Tortoi Kai gab sich nicht zufrieden. Trotz der Lobessprüche, mit denen man sie überhäufte, ging sie mit ihren Sorgen zu ihrem Vorgesetzten Warn Billie, einem freundlichen, erkahlenden, alten Herrn, der aufmerksam zuhörte.

»Mir gefällt das Ausmaß nicht, in dem diese Informationen begraben waren, Billie. Das ist viel zu überlegt geschehen, von jemand, der genau wußte, wie man selbst Ermittler mit guten Computern täuscht.«

»Aber ein Mann wie Trelig hätte sich diese Mühe doch ganz natürlicherweise gemacht«, wandte Billie ein.

»Nein, nicht Trelig«, erwiderte sie. »Nach allem, was ich erkennen kann, war er so fanatisch, daß es, hätte er die Hand im Spiel, keine einzige Informationsspur in den Archiven gäbe. Nein, jemand anderer, jemand von hohem Einfluß, wollte, daß die Aufzeichnungen aufbewahrt werden. Sie erschienen ihm wichtig genug, aber auch so gefährlich, daß er die Information derart tief vergrub, daß die meisten Leute niemals darauf gestoßen wären. Der Computer weigert sich, es mit dem übrigen in Verbindung zu bringen. Um auf die Informationen zu kommen, muß man genau die richtigen Fragen stellen. Ich habe an eine Kom-Polizei-Verbindung gedacht und die Archive für zehn Jahre danach mit allen vorhandenen Namen durchsucht, aber nichts gefunden.«

»Und mehr als zehn Jahre?«meinte Billie zögernd.

»Was für einen Zweck sollte das haben?«

»Versuchen wir es doch«, schlug ihr Vorgesetzter vor. »Nach Ihren Ergebnissen ist deutlich erkennbar, daß man unklaren Dingen nachspüren muß. Aber wie kann es die geben? Wir haben alles, was eingetragen wurde — aber nur bis hin zum Experiment! Also muß danach etwas geschehen sein. Warum eine öffentlich bekannte Theorie und ein nachweisbar tödliches Scheitern überhaupt vertuschen? Warum, außer das Experiment ist eben nicht gescheitert!«

»Aber… das ist unmöglich!«stieß Kai hervor. »Wir wissen —«

»Nur die Hälfte«, ergänzte er. »Also, gehen wir an die Konsole und stellen wir fest, welche Faktoren wir für die Datenkorrelation verwenden könnten.«Billie ging in sein Büro und setzte sich vor den Konsolen-Bildschirm. Kai blieb neben ihm stehen.
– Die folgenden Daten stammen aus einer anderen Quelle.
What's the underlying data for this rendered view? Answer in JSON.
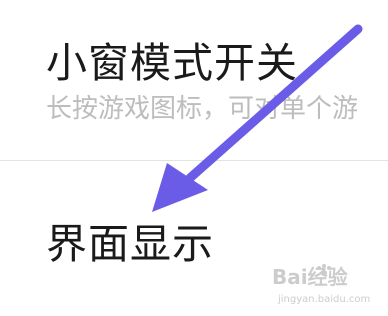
{
  "settings": {
    "items": [
      {
        "title": "小窗模式开关",
        "subtitle": "长按游戏图标，可对单个游"
      },
      {
        "title": "界面显示"
      }
    ]
  },
  "annotation": {
    "arrow_color": "#6b5ce7",
    "arrow_icon": "arrow-down-left-icon"
  },
  "watermark": {
    "brand": "Bai经验",
    "url": "jingyan.baidu.com",
    "icon": "paw-icon"
  }
}
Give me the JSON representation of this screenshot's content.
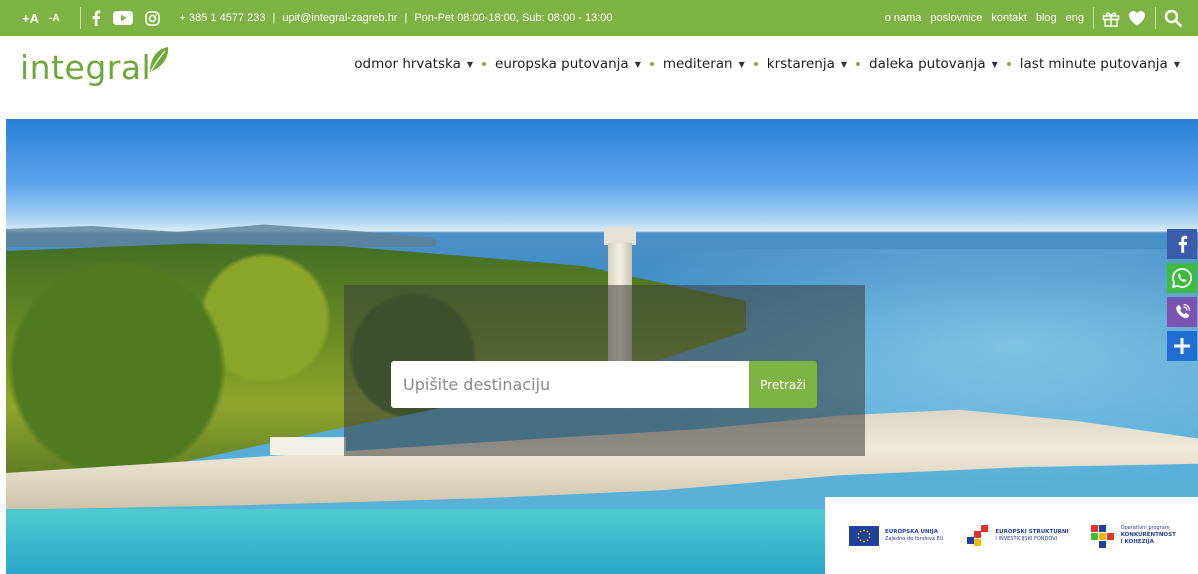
{
  "topbar": {
    "font_increase": "+A",
    "font_decrease": "-A",
    "phone": "+ 385 1 4577 233",
    "email": "upit@integral-zagreb.hr",
    "hours": "Pon-Pet 08:00-18:00, Sub: 08:00 - 13:00",
    "links": [
      "o nama",
      "poslovnice",
      "kontakt",
      "blog",
      "eng"
    ],
    "icons": [
      "gift-icon",
      "heart-icon",
      "search-icon"
    ]
  },
  "logo": {
    "text": "integral"
  },
  "nav": [
    {
      "label": "odmor hrvatska"
    },
    {
      "label": "europska putovanja"
    },
    {
      "label": "mediteran"
    },
    {
      "label": "krstarenja"
    },
    {
      "label": "daleka putovanja"
    },
    {
      "label": "last minute putovanja"
    }
  ],
  "search": {
    "placeholder": "Upišite destinaciju",
    "button": "Pretraži"
  },
  "share": [
    "facebook-icon",
    "whatsapp-icon",
    "viber-icon",
    "plus-icon"
  ],
  "eu": {
    "eu_title": "EUROPSKA UNIJA",
    "eu_sub": "Zajedno do fondova EU",
    "fund_title": "EUROPSKI STRUKTURNI",
    "fund_sub": "I INVESTICIJSKI FONDOVI",
    "op_title": "Operativni program",
    "op_sub1": "KONKURENTNOST",
    "op_sub2": "I KOHEZIJA"
  },
  "colors": {
    "brand_green": "#7cb342",
    "facebook": "#3b5ca8",
    "whatsapp": "#3fbb42",
    "viber": "#7b53b0",
    "plus": "#1f6ed4"
  }
}
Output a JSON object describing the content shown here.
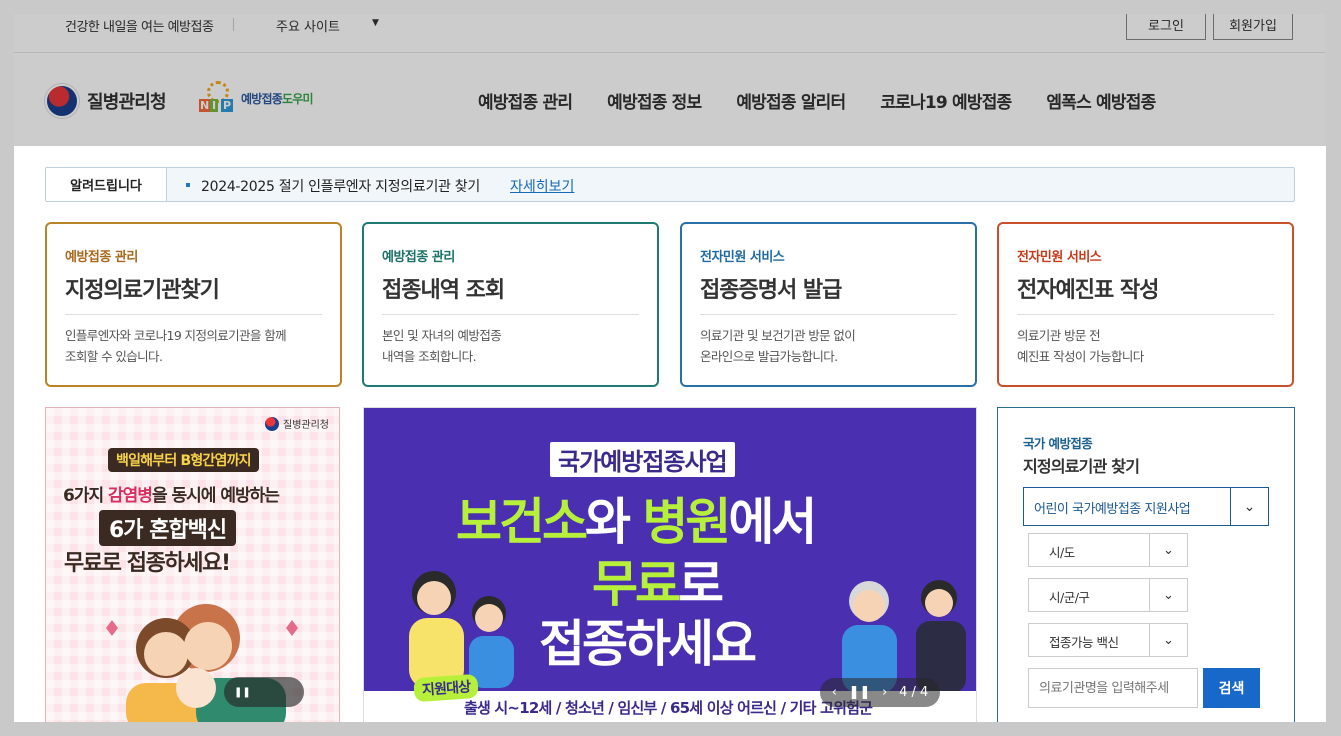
{
  "topbar": {
    "slogan": "건강한 내일을 여는 예방접종",
    "sites_label": "주요 사이트",
    "sites_caret": "▼",
    "login": "로그인",
    "signup": "회원가입"
  },
  "header": {
    "kdca_name": "질병관리청",
    "nip_letters": [
      "N",
      "I",
      "P"
    ],
    "nip_name_a": "예방접종",
    "nip_name_b": "도우미",
    "nav": [
      "예방접종 관리",
      "예방접종 정보",
      "예방접종 알리터",
      "코로나19 예방접종",
      "엠폭스 예방접종"
    ]
  },
  "notice": {
    "tag": "알려드립니다",
    "text": "2024-2025 절기 인플루엔자 지정의료기관 찾기",
    "more": "자세히보기"
  },
  "cards": [
    {
      "category": "예방접종 관리",
      "title": "지정의료기관찾기",
      "desc1": "인플루엔자와 코로나19 지정의료기관을 함께",
      "desc2": "조회할 수 있습니다."
    },
    {
      "category": "예방접종 관리",
      "title": "접종내역 조회",
      "desc1": "본인 및 자녀의 예방접종",
      "desc2": "내역을 조회합니다."
    },
    {
      "category": "전자민원 서비스",
      "title": "접종증명서 발급",
      "desc1": "의료기관 및 보건기관 방문 없이",
      "desc2": "온라인으로 발급가능합니다."
    },
    {
      "category": "전자민원 서비스",
      "title": "전자예진표 작성",
      "desc1": "의료기관 방문 전",
      "desc2": "예진표 작성이 가능합니다"
    }
  ],
  "banner_left": {
    "logo": "질병관리청",
    "pill": "백일해부터 B형간염까지",
    "line2_a": "6가지 ",
    "line2_b": "감염병",
    "line2_c": "을 동시에 예방하는",
    "box": "6가 혼합백신",
    "line4": "무료로 접종하세요!",
    "pause": "❚❚"
  },
  "banner_center": {
    "title": "국가예방접종사업",
    "line1_a": "보건소",
    "line1_b": "와 ",
    "line1_c": "병원",
    "line1_d": "에서",
    "line2_a": "무료",
    "line2_b": "로",
    "line3": "접종하세요",
    "target": "지원대상",
    "groups": "출생 시~12세 / 청소년 / 임신부 / 65세 이상 어르신 / 기타 고위험군",
    "prev": "‹",
    "pause": "❚❚",
    "next": "›",
    "page": "4 / 4"
  },
  "finder": {
    "sub": "국가 예방접종",
    "title": "지정의료기관 찾기",
    "program": "어린이 국가예방접종 지원사업",
    "sido": "시/도",
    "sigungu": "시/군/구",
    "vaccine": "접종가능 백신",
    "search_placeholder": "의료기관명을 입력해주세",
    "search_button": "검색",
    "arrow": "⌄"
  },
  "colors": {
    "primary_blue": "#1768c9",
    "card1": "#b88427",
    "card2": "#1f7a73",
    "card3": "#2a70a8",
    "card4": "#c9502a",
    "banner_purple": "#4a2fb0",
    "highlight_green": "#b6f03a"
  },
  "icons": [
    "kdca-emblem-icon",
    "nip-sun-icon",
    "chevron-down-icon",
    "pause-icon",
    "chevron-left-icon",
    "chevron-right-icon"
  ]
}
»Also«, sagte er. »Freie Assoziation.«

»Antor Trelig… Schwamm… New Prompeii… New Harmony… Gil Zinder… Nikki Zinder…«Sie ratterten eines der Schlüsselworte nach dem anderen herunter, und sie erschienen der Reihe nach auf dem Bildschirm. Dann nannte Billie die Namen aller Ratsmitglieder und ihrer Vertreter, die zu Treligs Vorführung eingeladen worden waren. Er bat um Korrelation mit späteren Präsidiumsposten und anderen Stellungen.